The need for credible INDC’s
I attended a session yesterday at which Lord Nicholas Stern spoke on the need for credibility in national actions towards meeting their INDC’s. He noted that large-scale action is needed to address climate change and credible INDC’s are needed to give investors certainty in the behaviour of governments and the international community.
Recent experience from my home country has demonstrated that government induced policy risk is the single greatest deterrent to green investment. After their election in September 2013, the new Australian government moved to repeal the carbon tax instituted by its predecessor, abolished the Climate Commission and defunded a range of renewable energy programmes. This rapid change in policy direction caused tremendous investor uncertainty resulting in a 70% drop in investment in renewable energy projects.
Certainty is important to green investment as these investments are typically in new, sometimes untested, technologies that have complex dependencies and require large investments with long-term returns.
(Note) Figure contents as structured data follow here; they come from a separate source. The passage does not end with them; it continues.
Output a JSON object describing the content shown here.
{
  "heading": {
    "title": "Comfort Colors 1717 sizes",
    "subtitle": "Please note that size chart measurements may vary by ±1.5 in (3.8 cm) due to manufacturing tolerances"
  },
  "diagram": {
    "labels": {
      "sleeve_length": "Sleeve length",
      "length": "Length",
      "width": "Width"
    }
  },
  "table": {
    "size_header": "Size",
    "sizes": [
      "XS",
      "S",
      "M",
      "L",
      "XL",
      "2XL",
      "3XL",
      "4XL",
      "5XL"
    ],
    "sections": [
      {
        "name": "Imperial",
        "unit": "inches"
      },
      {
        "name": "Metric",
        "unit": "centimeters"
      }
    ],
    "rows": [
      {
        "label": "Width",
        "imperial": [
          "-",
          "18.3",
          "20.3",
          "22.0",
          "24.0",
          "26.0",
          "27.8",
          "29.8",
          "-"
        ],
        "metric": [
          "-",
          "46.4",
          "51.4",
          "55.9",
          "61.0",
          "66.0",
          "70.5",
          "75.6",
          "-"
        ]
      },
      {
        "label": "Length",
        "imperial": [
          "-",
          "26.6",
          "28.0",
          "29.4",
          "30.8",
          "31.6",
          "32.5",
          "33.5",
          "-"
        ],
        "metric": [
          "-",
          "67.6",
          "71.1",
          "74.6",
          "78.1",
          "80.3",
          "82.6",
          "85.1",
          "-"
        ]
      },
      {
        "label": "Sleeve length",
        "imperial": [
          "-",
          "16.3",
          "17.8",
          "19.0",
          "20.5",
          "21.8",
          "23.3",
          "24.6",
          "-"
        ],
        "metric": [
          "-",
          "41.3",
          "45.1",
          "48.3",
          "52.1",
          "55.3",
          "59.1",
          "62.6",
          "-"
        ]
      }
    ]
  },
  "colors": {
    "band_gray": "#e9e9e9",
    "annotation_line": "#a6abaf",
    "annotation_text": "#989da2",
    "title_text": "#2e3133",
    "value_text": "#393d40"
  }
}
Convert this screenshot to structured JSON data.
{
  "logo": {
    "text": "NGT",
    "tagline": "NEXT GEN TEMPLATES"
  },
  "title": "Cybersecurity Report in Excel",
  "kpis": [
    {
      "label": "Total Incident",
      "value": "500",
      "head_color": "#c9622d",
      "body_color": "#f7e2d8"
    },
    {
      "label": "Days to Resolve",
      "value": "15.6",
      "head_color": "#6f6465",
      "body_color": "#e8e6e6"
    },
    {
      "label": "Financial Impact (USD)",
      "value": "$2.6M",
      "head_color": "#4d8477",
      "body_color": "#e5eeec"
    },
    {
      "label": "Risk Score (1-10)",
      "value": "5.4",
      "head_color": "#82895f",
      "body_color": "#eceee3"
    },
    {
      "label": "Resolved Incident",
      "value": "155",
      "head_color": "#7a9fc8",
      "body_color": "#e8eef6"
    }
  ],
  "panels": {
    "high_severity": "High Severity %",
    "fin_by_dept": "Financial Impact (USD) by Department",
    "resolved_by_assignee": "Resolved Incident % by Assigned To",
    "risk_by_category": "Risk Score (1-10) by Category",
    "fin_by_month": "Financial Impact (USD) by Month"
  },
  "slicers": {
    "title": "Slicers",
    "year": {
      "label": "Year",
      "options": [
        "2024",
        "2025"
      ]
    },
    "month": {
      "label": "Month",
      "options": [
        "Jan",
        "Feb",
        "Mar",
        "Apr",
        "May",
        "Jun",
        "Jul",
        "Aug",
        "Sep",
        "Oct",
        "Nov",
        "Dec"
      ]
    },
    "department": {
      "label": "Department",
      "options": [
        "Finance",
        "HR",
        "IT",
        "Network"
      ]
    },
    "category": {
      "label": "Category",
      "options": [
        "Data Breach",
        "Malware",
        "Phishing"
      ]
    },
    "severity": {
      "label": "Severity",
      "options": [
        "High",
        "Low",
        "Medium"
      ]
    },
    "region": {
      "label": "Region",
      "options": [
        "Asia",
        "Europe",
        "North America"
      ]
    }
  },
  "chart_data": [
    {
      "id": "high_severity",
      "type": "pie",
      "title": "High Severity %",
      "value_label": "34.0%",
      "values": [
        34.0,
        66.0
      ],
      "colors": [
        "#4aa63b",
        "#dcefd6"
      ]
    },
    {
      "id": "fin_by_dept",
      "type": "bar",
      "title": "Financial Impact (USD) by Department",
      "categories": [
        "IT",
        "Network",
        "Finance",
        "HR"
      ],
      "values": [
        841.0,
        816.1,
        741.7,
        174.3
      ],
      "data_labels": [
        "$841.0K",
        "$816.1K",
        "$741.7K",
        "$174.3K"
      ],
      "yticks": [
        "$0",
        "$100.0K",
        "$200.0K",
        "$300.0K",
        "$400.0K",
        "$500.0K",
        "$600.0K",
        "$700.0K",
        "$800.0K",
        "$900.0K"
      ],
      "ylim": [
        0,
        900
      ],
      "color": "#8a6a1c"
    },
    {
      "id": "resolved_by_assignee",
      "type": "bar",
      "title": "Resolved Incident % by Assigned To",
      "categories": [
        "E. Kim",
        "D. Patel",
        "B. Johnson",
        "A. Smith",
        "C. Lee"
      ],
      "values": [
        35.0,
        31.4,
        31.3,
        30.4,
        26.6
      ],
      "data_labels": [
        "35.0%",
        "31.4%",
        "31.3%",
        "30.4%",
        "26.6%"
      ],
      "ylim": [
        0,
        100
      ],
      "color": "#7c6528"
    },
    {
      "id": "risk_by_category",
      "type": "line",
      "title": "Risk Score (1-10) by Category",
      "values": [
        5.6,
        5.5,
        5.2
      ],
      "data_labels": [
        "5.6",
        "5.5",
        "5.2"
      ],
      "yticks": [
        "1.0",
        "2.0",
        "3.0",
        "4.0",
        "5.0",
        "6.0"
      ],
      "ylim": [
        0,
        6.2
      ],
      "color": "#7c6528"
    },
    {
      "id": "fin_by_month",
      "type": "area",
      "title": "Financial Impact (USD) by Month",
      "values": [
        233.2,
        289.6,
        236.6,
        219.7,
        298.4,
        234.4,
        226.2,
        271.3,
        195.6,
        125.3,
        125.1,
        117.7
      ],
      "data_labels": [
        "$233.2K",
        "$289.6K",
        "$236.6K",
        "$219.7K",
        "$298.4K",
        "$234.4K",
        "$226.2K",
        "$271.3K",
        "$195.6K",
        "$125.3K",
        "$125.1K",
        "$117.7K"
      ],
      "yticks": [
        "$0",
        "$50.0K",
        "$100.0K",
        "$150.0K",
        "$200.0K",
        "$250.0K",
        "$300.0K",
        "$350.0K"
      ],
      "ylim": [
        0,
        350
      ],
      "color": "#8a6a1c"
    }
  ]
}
For investors to be willing to make these investments, they need confidence that government policy will not change in such a way as to undermine the value of their investment within a reasonable timeframe.
The reality is that, while we cannot give certainty, it is possible to take steps to reduce uncertainty to enhance investor confidence. Lord Stern noted that sound legal structures that encourage stakeholder engagement processes and effective market signalling before policy decisions are reversed is a key component of enhanced confidence and credibility. As an example, he pointed to China’s 5-year plans which, once accepted, become part of their legal structure and give the market confidence in government behaviour over a reasonable time period for long-run investments. While the Chinese example is certainly not translatable to countries like Australia, it is clear that structures must be found to give investor confidence in the credibility of INDC’s.